In a time when penicillin and hospitals hadn’t been dreamt up, illness, even simple problems, could mean certain death.
Despite this, medieval remedies were often the only thing that stood between an ill person and likely complications – any help was better than none.
Medieval medicines for the most part were simple herbs that were used raw or brewed into teas. Medieval medicine specialists, or apothecaries, were responsible for creating these concoctions. With a bit of superstition and some true herbal healing, medieval remedies were the best things available at the time to treat or even attempt to treat a host of illnesses.

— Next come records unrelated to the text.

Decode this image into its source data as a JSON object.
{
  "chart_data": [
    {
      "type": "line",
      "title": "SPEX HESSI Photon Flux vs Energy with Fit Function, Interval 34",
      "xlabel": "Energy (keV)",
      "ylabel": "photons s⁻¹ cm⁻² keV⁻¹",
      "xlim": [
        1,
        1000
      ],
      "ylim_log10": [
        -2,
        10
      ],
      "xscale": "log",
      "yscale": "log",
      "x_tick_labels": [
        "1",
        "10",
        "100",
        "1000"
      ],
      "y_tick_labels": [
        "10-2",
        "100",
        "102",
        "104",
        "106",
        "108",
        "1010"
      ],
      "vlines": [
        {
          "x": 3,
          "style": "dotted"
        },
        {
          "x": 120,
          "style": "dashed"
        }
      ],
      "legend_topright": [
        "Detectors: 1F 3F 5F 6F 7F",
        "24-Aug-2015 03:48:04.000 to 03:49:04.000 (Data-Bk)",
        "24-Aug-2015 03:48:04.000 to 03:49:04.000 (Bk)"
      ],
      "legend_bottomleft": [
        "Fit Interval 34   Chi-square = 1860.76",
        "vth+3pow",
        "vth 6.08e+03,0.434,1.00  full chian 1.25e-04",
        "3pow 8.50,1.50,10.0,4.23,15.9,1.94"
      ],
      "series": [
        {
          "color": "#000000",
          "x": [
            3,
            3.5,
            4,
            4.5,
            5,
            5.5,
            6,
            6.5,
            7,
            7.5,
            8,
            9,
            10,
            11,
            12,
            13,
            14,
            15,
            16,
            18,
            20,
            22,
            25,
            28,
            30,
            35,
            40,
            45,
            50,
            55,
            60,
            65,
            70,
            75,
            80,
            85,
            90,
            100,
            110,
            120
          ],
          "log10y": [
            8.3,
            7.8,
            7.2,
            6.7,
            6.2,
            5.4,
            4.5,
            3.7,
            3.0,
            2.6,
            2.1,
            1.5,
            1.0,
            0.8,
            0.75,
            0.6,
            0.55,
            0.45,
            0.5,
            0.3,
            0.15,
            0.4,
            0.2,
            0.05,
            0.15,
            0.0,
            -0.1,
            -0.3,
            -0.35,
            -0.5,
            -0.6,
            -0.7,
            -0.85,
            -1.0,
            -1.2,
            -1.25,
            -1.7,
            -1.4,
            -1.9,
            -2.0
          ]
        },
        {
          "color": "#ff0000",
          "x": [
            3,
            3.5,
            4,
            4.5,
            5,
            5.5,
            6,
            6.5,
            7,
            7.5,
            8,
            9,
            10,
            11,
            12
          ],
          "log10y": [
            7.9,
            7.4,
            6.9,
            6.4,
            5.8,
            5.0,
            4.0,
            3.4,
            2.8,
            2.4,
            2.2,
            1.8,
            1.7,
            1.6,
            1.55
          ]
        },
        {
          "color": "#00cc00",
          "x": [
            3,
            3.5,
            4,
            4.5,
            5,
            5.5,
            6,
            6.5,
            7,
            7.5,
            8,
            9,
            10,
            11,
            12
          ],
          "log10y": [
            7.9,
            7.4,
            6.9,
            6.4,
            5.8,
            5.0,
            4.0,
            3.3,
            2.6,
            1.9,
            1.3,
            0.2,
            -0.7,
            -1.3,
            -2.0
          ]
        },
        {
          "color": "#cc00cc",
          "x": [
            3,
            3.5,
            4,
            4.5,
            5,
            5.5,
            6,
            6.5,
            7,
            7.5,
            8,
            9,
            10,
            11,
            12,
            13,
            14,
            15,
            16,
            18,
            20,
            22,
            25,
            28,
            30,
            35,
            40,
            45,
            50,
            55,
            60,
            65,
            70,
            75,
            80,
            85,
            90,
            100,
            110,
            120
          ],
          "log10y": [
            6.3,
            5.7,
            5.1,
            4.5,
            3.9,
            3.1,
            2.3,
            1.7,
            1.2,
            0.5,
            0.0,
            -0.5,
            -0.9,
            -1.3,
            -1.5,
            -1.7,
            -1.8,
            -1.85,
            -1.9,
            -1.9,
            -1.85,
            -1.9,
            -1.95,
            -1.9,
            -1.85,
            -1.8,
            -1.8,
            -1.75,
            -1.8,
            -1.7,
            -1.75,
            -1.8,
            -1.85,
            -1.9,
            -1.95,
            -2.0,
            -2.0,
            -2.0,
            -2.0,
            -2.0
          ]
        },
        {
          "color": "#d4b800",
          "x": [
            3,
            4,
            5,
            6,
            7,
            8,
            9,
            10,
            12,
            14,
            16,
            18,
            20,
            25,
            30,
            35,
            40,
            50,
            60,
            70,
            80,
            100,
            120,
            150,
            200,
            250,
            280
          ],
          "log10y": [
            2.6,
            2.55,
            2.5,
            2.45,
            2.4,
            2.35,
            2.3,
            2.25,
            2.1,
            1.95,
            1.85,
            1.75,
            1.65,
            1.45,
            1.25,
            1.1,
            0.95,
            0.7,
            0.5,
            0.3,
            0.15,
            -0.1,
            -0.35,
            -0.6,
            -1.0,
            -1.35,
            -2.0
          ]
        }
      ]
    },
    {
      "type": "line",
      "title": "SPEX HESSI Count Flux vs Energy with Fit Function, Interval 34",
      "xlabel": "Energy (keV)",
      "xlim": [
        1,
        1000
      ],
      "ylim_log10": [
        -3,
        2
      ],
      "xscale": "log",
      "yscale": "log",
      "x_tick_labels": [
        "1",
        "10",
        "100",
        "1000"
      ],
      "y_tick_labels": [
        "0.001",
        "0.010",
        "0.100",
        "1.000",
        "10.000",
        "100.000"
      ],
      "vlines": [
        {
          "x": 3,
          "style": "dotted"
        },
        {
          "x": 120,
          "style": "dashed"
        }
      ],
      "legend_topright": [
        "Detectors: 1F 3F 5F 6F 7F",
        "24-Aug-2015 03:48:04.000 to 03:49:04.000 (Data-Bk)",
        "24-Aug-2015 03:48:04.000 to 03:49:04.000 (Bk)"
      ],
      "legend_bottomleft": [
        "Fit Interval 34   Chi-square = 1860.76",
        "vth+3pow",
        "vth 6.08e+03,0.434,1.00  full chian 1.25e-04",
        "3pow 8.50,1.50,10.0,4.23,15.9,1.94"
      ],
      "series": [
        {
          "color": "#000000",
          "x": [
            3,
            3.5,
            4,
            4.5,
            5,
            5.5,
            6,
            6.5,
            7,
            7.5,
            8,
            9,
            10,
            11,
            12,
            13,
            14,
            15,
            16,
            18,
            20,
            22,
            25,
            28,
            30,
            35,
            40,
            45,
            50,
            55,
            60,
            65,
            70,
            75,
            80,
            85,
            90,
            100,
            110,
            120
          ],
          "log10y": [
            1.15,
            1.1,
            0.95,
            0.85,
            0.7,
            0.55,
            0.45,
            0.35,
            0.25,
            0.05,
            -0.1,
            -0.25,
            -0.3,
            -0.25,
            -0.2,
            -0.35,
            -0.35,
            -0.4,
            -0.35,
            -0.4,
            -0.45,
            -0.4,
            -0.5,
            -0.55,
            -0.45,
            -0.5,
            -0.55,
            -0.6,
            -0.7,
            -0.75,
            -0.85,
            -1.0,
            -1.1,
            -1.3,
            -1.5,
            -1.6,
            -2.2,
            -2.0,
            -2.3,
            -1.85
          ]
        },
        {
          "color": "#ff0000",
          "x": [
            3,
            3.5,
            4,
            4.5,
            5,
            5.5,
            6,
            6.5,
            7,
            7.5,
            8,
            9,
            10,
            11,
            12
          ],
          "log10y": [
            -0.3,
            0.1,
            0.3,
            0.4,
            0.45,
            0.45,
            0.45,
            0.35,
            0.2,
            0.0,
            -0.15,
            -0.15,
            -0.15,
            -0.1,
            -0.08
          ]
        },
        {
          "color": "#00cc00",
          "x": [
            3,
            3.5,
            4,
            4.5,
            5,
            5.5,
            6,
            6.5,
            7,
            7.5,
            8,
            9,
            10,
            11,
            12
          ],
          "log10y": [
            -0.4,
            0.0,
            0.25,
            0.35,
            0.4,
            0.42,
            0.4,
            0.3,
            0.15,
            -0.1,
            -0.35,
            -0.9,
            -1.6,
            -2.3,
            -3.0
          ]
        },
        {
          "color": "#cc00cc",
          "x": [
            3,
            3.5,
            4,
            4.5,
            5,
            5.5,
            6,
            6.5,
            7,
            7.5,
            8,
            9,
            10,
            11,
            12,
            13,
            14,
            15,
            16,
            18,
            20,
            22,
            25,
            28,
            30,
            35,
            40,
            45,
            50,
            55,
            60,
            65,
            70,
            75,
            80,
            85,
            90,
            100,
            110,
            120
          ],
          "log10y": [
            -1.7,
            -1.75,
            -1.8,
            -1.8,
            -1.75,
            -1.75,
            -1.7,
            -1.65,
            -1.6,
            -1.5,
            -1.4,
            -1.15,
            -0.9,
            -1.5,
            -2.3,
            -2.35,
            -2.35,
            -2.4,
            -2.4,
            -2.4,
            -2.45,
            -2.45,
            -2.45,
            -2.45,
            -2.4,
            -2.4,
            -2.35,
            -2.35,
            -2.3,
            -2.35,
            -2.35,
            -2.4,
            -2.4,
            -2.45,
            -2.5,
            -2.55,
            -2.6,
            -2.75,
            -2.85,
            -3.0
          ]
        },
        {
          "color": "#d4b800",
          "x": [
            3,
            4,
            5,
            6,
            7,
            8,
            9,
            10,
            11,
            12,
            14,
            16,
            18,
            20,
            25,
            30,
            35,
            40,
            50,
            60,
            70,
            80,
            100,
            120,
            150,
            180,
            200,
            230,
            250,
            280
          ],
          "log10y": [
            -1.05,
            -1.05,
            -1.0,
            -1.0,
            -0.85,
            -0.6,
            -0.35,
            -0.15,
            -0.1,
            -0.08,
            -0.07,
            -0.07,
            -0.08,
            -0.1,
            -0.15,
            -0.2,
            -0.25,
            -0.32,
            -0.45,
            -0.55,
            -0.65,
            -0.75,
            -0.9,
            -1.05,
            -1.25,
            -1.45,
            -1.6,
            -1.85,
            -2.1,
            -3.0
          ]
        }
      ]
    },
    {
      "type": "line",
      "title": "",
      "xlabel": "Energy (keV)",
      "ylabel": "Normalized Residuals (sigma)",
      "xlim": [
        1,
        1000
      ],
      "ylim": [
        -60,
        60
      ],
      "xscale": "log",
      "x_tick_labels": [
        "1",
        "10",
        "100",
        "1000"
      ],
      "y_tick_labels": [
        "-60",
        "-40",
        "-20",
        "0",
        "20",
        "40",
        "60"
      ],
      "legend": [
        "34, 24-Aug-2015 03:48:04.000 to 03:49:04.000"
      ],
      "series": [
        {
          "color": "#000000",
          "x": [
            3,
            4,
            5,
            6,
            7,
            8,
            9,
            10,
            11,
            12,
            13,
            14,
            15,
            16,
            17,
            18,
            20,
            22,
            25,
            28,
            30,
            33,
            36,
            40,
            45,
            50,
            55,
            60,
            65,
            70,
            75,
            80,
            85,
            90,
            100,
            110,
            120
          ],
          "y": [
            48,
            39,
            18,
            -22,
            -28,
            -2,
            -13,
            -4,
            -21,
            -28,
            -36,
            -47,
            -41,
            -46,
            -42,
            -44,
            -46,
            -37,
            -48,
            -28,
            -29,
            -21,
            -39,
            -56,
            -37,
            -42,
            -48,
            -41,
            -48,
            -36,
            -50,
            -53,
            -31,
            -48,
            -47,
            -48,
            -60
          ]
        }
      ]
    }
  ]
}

The problem for those who required medieval medicines, however, is that the practice of medicine was often dictated by the church. Those who practiced herbology without consent could be accused of witchcraft. As this fear piqued, some of the best medieval remedies became unavailable as the church outlawed the use of “potions.”
Medical facilities were located within monasteries for the most part where the infirm were comforted by clergy, but given little other attention.
Those who were given the right to practice with medieval medicines, however, did so in ways modern medical people find fascinating. Surgery was performed in the middle ages and one of the medieval remedies used for putting patients to sleep was lethal in and of itself. Some of the ingredients for this medieval medicine included opium, hemlock juice and gall from a castrated boar.
Medieval remedies that were used were often “cure-alls,” the forerunners to early America’s snake oil salesmen’s wares. One example of medieval medicines was treacle. This prevented swelling, cured fevers, helped with heart problems and even cured the plague, or so it was thought. This example of a cure-all medieval remedy was made from a host of ingredients including roast snake skins.
Considering the root of practice for the application of medieval medicines was the belief that the balance of the body’s four humors – phlegm, blood, yellow bile and black bile – was directly connected to health, it’s not terribly surprising the medieval remedies available would likely scare a modern day pharmacists to the point of heart attack. To maintain these humors, the practitioners of medieval medicine believed it was necessary to balance diet, medieval remedies and blood letting.
While its true medieval medicines left much to be desired and the life expectancy of most people wasn’t phenomenal as a result, the practices started in the middle ages such as formalized universities and “licensing” for practitioners carried through to help create a modern system. While most medieval medicine practices were discarded through time, some of the ideas live today.
Information on medieval medicines can be found in history books, medical books and all over the Internet.